31) [onderneming 31] B.V.
[gedaagde] beweert wederom dat het MIT-project volledig is uitgevoerd en er een rapport aan de klant is verstrekt. RVO heeft een steekproef uitgevoerd en het project in 2014 goedgekeurd. [gedaagde] wijst erop dat de heer [X] , voormalig bestuurder en enig aandeelhouder van [onderneming 31] B.V., tijdens het verhoor bij de FIOD heeft bevestigd dat er werkzaamheden zijn verricht, dat hij de kennis en het rapport heeft ontvangen en dat hij de factuur heeft betaald. Volgens [gedaagde] was dit MIT-traject onderdeel van een groter traject, dat parallel liep, en zijn de werkzaamheden in dit traject voor circa 50% uitgevoerd door mevrouw [Y] van [onderneming 32] (hierna: [onderneming 32] ).

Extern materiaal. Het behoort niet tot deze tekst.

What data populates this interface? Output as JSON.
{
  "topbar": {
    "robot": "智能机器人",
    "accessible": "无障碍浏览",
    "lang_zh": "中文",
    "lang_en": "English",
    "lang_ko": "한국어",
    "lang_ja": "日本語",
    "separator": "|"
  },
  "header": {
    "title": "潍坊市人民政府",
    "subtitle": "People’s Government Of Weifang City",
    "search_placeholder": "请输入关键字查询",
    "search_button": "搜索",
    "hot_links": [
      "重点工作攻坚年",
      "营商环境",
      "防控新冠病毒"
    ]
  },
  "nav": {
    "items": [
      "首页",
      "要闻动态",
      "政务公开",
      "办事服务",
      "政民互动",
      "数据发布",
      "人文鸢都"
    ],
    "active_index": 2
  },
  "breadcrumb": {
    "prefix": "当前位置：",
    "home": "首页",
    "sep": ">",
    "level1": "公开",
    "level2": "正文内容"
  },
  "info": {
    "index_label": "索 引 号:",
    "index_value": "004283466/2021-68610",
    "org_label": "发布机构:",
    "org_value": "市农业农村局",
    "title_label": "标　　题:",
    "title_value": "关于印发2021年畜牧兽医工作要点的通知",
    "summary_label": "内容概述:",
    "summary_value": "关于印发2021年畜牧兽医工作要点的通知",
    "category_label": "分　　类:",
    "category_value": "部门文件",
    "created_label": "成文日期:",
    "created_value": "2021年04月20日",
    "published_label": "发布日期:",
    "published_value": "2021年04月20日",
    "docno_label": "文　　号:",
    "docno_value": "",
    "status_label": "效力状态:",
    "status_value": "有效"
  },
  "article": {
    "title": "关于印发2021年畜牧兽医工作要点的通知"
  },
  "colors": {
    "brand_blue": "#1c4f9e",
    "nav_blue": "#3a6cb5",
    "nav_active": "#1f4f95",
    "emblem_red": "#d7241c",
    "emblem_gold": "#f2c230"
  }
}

Uit het zaakp-v komt een heel ander beeld naar voren. [X] heeft inderdaad verklaard dat hij een rapport heeft ontvangen, maar dat was pas in de week voor het verhoor bij de FIOD nadat hij daarover contact had gezocht met [gedaagde] met de vraag wat er aan de hand was. [X] heeft ook verklaard dat de urenverantwoording onjuist is en dat [gedaagde] en [onderneming 32] werkzaamheden voor [onderneming 31] B.V. hebben verricht in het kader van een ander traject (kennelijk niet subsidiabel). De FIOD vermoedt op basis van de aangetroffen documenten dat de MIT-subsidie is gebruikt als korting voor een alternatief traject van niet subsidiabele diensten dat is uitgevoerd door [stichting] in samenwerking met [onderneming 32] . Gelet op deze bevindingen in het zaakp-v, heeft [gedaagde] de stelling van RVO dat ook hier sprake is van fraude onvoldoende gemotiveerd betwist.